Greetings from the ANU Medical School, where Dr Jane Frost, Associate Professor in Nursing, at University of Canberra, is talking about the use of extended reality, for teaching medical students. Jane is gently introducing us to how VR & AR can be used. She started with a view of a typical lecture theater, captured with a headset camera. This then switched to a simulated hospital ward, particularity useful for students who can't get to a real one, or one of the training wards with dummies the universities have.
Jane explained the difference between VR & AR, with AR overlaying an image on the wearers perspective, whereas VR provides everything. She also mentioned that use of VR requires safety protocol, so the students do not fall over objects they can't see. As well as training, Jane pointed out AR has potential to assist in everyday work.

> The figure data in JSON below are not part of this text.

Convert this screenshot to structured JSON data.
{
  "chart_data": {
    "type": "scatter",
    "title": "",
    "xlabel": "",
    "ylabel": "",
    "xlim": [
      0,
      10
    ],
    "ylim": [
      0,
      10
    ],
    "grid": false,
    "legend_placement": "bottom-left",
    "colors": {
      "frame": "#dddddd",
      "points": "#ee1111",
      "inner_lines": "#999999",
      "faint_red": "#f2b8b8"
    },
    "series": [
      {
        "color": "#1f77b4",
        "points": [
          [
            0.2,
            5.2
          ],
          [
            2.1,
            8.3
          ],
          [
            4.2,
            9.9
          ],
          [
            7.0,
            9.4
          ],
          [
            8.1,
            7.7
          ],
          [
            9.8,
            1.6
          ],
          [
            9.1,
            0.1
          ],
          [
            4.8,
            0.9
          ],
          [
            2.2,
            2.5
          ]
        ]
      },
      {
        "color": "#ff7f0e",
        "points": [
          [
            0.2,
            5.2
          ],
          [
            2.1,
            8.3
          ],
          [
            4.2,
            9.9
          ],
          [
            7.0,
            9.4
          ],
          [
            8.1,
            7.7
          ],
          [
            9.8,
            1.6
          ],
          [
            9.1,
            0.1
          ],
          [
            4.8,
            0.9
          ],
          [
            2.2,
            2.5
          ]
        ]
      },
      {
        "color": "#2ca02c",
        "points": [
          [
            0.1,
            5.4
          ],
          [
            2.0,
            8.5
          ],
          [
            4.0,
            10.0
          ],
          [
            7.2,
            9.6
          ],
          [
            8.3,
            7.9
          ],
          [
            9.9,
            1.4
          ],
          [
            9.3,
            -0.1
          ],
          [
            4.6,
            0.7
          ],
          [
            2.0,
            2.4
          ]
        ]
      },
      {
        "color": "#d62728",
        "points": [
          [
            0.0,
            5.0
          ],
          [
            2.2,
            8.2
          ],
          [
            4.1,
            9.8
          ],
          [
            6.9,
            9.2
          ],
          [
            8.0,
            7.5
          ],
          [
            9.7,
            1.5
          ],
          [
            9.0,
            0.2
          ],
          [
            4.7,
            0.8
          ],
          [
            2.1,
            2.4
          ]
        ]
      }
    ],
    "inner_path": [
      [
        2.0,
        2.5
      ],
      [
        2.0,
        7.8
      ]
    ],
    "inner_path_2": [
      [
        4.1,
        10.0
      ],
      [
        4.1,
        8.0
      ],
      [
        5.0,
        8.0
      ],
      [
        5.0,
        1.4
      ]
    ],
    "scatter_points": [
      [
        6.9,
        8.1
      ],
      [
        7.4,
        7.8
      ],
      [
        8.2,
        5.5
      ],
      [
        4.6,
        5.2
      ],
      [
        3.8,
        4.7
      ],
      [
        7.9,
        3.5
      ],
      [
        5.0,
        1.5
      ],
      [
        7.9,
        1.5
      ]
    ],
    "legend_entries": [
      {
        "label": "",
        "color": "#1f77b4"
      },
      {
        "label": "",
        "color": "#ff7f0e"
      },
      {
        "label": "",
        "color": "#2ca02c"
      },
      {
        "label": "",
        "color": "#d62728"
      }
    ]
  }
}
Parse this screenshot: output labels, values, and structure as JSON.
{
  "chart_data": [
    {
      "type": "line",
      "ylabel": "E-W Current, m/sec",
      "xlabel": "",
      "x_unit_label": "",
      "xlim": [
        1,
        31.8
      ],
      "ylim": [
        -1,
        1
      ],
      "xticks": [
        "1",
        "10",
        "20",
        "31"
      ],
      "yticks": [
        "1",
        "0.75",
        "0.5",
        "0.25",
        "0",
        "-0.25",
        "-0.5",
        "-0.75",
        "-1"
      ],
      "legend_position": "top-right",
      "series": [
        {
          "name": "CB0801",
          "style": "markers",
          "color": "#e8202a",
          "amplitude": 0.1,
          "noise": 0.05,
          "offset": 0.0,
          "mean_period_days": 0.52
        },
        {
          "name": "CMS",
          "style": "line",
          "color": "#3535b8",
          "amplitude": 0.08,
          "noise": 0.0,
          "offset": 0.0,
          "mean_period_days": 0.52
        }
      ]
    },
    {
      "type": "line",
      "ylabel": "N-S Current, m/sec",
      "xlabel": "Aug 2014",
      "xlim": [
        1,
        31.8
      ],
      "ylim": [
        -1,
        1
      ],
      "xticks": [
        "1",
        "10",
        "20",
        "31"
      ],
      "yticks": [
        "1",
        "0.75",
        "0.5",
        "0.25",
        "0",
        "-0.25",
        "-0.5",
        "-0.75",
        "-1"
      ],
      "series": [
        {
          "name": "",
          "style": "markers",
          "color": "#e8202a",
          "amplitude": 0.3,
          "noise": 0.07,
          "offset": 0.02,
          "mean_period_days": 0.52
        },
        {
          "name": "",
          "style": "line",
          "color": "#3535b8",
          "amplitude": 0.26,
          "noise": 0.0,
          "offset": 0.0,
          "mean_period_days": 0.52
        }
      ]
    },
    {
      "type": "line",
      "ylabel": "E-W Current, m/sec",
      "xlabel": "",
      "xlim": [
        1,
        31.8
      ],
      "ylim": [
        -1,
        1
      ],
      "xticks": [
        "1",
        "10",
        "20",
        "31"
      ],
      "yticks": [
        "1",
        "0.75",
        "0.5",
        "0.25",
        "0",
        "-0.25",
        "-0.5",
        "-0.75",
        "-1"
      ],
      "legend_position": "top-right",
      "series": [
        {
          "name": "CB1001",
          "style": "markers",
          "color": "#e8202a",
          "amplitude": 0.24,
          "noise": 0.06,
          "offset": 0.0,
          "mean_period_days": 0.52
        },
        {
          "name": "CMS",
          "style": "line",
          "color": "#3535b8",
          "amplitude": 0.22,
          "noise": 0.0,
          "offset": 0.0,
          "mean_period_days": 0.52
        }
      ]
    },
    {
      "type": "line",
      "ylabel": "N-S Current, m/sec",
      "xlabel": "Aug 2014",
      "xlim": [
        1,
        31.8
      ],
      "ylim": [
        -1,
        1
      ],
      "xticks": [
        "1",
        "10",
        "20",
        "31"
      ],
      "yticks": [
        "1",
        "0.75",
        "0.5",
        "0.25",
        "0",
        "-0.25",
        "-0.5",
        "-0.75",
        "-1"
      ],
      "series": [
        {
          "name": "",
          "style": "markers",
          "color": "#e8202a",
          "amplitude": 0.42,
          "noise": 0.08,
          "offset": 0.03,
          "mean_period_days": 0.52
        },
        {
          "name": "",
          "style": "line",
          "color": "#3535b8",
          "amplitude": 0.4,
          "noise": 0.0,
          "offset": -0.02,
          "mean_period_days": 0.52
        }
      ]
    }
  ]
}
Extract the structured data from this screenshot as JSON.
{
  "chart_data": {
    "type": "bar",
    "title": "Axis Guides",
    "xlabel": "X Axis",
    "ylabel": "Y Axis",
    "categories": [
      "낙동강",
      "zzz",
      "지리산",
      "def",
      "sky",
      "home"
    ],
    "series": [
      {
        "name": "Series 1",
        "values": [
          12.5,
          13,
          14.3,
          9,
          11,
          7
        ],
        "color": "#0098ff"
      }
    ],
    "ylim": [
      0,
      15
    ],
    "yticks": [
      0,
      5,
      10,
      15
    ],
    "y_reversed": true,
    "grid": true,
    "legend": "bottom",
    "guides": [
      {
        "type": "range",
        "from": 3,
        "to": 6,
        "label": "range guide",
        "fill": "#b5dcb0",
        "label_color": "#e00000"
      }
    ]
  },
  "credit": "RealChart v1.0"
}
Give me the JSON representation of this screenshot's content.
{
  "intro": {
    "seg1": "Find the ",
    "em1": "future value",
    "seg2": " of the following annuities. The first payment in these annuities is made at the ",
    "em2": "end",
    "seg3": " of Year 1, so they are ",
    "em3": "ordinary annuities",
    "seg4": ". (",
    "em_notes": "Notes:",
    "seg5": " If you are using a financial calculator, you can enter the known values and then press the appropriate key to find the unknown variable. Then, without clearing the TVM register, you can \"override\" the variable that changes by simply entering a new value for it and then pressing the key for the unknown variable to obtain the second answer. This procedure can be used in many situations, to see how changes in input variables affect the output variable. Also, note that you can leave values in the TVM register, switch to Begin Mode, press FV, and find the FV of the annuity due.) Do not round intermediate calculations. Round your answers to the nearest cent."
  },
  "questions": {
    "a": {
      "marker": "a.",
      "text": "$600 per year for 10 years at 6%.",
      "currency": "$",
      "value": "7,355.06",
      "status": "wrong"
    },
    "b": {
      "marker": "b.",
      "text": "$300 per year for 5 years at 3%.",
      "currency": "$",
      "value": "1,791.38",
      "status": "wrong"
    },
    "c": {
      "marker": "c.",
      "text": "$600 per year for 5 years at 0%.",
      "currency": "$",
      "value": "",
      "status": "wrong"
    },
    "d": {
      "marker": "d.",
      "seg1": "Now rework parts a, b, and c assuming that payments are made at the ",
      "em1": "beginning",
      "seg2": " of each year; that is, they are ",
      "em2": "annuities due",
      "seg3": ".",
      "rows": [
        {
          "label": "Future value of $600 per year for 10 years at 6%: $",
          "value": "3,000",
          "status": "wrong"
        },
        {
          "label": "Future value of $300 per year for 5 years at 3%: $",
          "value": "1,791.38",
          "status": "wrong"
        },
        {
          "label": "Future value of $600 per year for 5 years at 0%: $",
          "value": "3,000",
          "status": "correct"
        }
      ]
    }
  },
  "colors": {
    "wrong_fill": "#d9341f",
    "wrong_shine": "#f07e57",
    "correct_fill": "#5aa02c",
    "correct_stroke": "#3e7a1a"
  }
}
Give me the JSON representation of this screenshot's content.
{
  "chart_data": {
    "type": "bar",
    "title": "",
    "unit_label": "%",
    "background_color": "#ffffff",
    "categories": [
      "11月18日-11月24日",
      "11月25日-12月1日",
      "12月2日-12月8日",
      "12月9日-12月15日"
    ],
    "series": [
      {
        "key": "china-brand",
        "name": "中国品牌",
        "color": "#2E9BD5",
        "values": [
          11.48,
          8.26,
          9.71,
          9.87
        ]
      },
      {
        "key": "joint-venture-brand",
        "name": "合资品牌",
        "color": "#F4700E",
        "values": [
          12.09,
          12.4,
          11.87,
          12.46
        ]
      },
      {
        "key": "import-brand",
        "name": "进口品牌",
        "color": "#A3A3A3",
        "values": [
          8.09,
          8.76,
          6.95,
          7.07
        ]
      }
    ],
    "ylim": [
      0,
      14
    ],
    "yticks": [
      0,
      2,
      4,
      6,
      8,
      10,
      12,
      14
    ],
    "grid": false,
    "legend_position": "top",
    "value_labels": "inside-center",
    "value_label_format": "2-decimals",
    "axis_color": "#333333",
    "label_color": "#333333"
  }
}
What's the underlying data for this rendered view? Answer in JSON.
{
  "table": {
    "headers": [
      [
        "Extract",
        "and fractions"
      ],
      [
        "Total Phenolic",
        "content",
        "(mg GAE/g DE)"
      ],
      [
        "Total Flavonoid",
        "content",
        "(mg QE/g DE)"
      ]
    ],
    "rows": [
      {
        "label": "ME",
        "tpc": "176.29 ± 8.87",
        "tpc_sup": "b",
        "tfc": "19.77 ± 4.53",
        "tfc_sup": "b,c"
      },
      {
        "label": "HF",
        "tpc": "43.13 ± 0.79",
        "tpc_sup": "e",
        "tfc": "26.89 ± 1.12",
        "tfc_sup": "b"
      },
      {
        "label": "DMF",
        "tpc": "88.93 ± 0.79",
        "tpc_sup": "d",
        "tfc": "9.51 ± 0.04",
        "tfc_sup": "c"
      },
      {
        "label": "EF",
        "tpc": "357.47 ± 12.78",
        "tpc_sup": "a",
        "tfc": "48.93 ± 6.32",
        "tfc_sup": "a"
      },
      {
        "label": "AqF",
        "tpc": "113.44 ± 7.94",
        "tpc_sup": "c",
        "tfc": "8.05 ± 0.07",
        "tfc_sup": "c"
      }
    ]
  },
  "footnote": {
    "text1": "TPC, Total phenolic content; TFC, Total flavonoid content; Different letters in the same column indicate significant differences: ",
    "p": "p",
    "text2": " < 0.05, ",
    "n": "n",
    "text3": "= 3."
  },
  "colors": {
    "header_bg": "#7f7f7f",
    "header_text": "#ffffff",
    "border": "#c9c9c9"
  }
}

It was good to see Dr Frost did not spend too long on simulated classrooms, as I don't think these are much use. We want students in a workplace, simulated or real, not a classroom (simulated or real). One compelling example was of a student looking at a simulated patient in a real hospital ward, responding as if they were real. Another was very disturbing, with a simulated patient screaming continuously (the lesson for students was that the noisy patient doesn't necessarily get priority).
The event was chaired by Katie Freund, Manager of Technology-Enhanced Learning and Teaching (TELT), at ANU Medical School.